Life is busy, and life is sophisticated. Most of the time we do things for today or tomorrow. Somehow we don't even have a chance to think about what we need and how do we get there. It really is my pleasure to get to know him because he showed me a way of great life could possibly be as an ordinary human being.

I am thankful for the time we spent together. But I don't miss Glenn. I don't have to. He is with me, as always.

Glenn was a wonder.

May 13, 2020

Glenn was a wonder.

He demonstrated a unique and unlikely combination all the years we knew him: mischievous provocateur and earnest listener.As a teacher, he liked to raise hackles just enough to boost young people to their better levels of thinking.He did that as a friend and neighbor, too, but with a detective’s interest, investigating a new viewpoint enough to accurately weigh it on the scale of rationality.

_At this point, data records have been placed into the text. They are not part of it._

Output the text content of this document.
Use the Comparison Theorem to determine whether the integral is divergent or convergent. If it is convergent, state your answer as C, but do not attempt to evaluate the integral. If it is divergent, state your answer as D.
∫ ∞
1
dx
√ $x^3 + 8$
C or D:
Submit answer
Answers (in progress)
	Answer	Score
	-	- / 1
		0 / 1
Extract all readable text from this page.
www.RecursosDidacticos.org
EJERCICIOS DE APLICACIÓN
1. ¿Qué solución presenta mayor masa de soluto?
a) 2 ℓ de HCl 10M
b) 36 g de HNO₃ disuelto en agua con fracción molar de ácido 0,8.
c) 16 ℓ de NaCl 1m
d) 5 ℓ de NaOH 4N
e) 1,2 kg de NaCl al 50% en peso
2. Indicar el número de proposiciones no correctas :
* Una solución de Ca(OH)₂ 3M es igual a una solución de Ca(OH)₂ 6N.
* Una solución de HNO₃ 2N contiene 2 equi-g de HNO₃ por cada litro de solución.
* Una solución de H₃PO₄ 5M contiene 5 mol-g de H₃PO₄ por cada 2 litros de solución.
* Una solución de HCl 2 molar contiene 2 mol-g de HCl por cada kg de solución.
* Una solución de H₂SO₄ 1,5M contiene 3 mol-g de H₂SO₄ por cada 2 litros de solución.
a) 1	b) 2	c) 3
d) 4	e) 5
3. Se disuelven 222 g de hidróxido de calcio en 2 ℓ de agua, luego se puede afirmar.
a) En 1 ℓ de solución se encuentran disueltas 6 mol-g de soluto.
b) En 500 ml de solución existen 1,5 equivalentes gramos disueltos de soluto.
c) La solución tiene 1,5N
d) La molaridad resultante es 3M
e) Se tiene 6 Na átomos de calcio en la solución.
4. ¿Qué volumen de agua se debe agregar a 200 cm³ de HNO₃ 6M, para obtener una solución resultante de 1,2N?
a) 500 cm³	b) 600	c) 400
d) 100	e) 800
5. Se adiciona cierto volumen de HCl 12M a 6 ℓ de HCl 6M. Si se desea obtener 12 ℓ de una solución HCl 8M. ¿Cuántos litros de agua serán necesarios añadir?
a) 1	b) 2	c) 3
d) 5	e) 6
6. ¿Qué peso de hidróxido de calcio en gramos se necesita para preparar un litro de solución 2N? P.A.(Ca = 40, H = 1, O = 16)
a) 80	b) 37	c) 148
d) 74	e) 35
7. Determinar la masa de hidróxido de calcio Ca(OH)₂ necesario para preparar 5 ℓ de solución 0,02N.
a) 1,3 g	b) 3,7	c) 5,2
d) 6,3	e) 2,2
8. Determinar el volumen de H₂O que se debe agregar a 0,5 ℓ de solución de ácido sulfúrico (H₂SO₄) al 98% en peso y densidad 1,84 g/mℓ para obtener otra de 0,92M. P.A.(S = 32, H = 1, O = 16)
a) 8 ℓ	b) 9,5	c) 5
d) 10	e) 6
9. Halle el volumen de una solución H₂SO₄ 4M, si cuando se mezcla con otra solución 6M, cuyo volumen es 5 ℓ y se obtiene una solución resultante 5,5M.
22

Those lucky to have been in classes with devoted educators forget neither them nor the stirring experiences that made them unforgettable.Having Glenn and Sue as neighbors – and as mentors to our sons and all the neighborhood kids on Renfrew Avenue – regularly fomented the idea that thinking can be fun, such that it became a norm to grapple with hard problems even in a brief exchange, in the hope that knowledge could be widened and deepened sufficiently to yield a solution or two.In today’s new normal, it will be comforting (if not vital) to rely on this particular Palmer method for rigor.In Glenn’s memory, we will try.

With much love to Sue,

Kent Ashworth and Alison Cumming

May 5, 2020
You will be missed Uncle Glenn. So many memories. This photo captures one of them. I took it of you in NY on our family trip to visit you and Sue. You took us to many places and this has always been my favorite photo from the trip. There was a man laying there on a bench and you ran over to sit by him so I could get this photo. 

We love you ❤️

Pete, Jody, Dylan and Tyler
May 4, 2020
Lost an incredible part of my family. My uncle Glenn passed away. He was an amazing man with a smile and a sense of humor that could fill a room. I’m so thankful for Christmas in New York and having had the opportunity for some amazing final memories with you. I know you’re in a better place - finally reunited and relaxing with your brothers. Love you Glenn and I’ll miss the hell out of you.